In contrast to the normally decarboxylated cannabis, this freshly frozen plant has a high water content. The extraction of the live resin must be done at sub-zero temperatures to maintain the water content. Usually, butane is used to extract the cannabis oils; with live resin, the best and safest method is with a closed-loop system.

These are systems are extremely costly (around $10,000), and work by cooling and liquidating solvents (such as butane), which can then bond with cannabinoids and terpenes before pulling them from the plant. The chilled liquid butane then goes through a dewaxing process, where the extraction is purified, removing fats, waxes, and lipids. Heat is then applied to the mix, boiling the solvent out. What's left is a concentrated oil, chock-full of tasty terpenes and filled with pure cannabinoids.

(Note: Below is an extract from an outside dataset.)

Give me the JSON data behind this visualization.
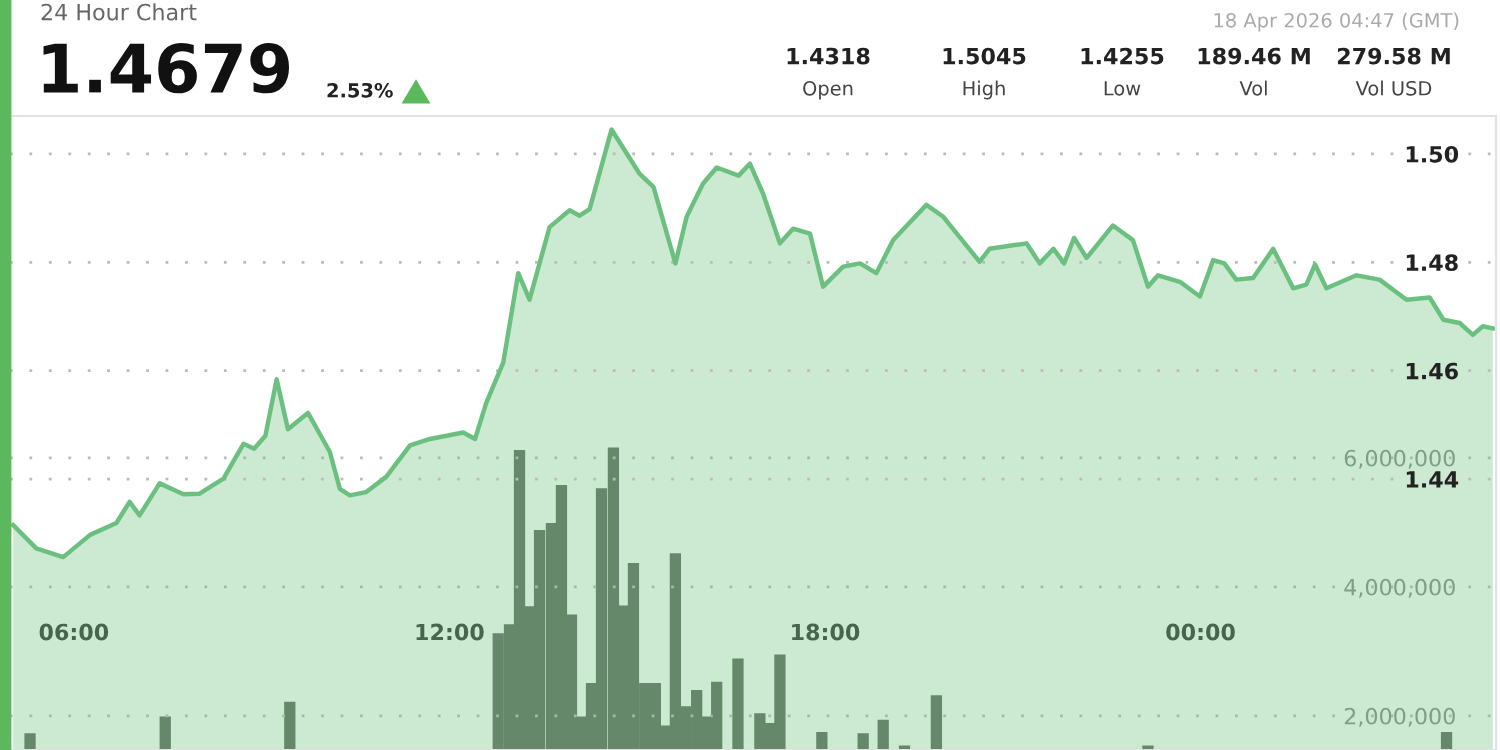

The used butane is then re-pressurized and chilled, so it can be used again. This cyclical transformation is where the name closed-loop comes from.

Types of Concentrates

Concentrates have several forms and consistencies, based off of user preference. When live resin is added into the creation process, options unfold. Live resin can be transformed into saps, sugars, jellies, butters, and shatters.  The following are concentrates that could potentially be made with live resin.

Live Resin Sauce

Live Resin Sauce, more commonly known as terp sauce or terp juice, is all about consuming terpenes in their flavorful form, resulting in high-quality potency. With about 60% more terpenes and 40% more THC than average concentrates, live resin sauce is made using butane hash oil, and like most live resin products, either freshly cut cannabis material or a flash-freezing process. It's usually stringy and has a wiggling property when poured.

Live Resin Sugar

Sugar wax is a concentrate recognizable for its grainy texture and fullness of flavor. Often made both intentionally and by accident, sugar wax is thick and less sticky and tends to be rich in terpenes, resulting in complex flavors. Crystals are formed as lipids in the wax breakdown and separate from the cannabinoids and can also come from accidental over-agitation or condensation. Using live resin can deepen and enhance the flavor profiles. When sugars are more sappy, they can often be whipped into more of a buttery consistency.

Live Resin Jelly

Also known as jelly hash, jelly concentrates are a mix of cannabis water hash and cannabis hash oil. Since oil and water are notorious for their separation, the name jelly comes from the pair's inability to mix completely; instead of a single solution, the result looks more like a jiggly jelly-like substance. Jellies are usually potent, so adding live resin into the mix would intensify the flavors.

Live Resin Diamonds

Considered one of the most fragrant and potent of all concentrates are diamonds, made from fresh frozen cannabis plants. In this form of live resin, THCa is singled out—once it's isolated from the extract, large crystals are formed. From there, a high-terpene mix is drizzled over the crystals. The result is a potent, aromatic concentrate that shines bright like a diamond, in a category of its own.

Live Resin Shatter

Shatter has a hard, smooth, and glass-like consistency. Unlike the other options, which are not solid, shatter is more difficult to produce from live resin; the process was already very dependent on temperature (and very easy to mess up), and adding frozen flower into the mix only complicates things. With a translucent amber color and attractive appeal, shatter breaks easily into shards. Moisture, high terpene content, and heat affect the texture, while the live resin contributes heavily to taste.

Live resin is a gift—through creativity and innovation, this new category of concentrate has managed to better preserve the best things about cannabis. With increased aromas, flavors and potency, living flower is a resource that is changing the quality of how marijuana is consumed. Live resin, thankfully, is keeping it fresh.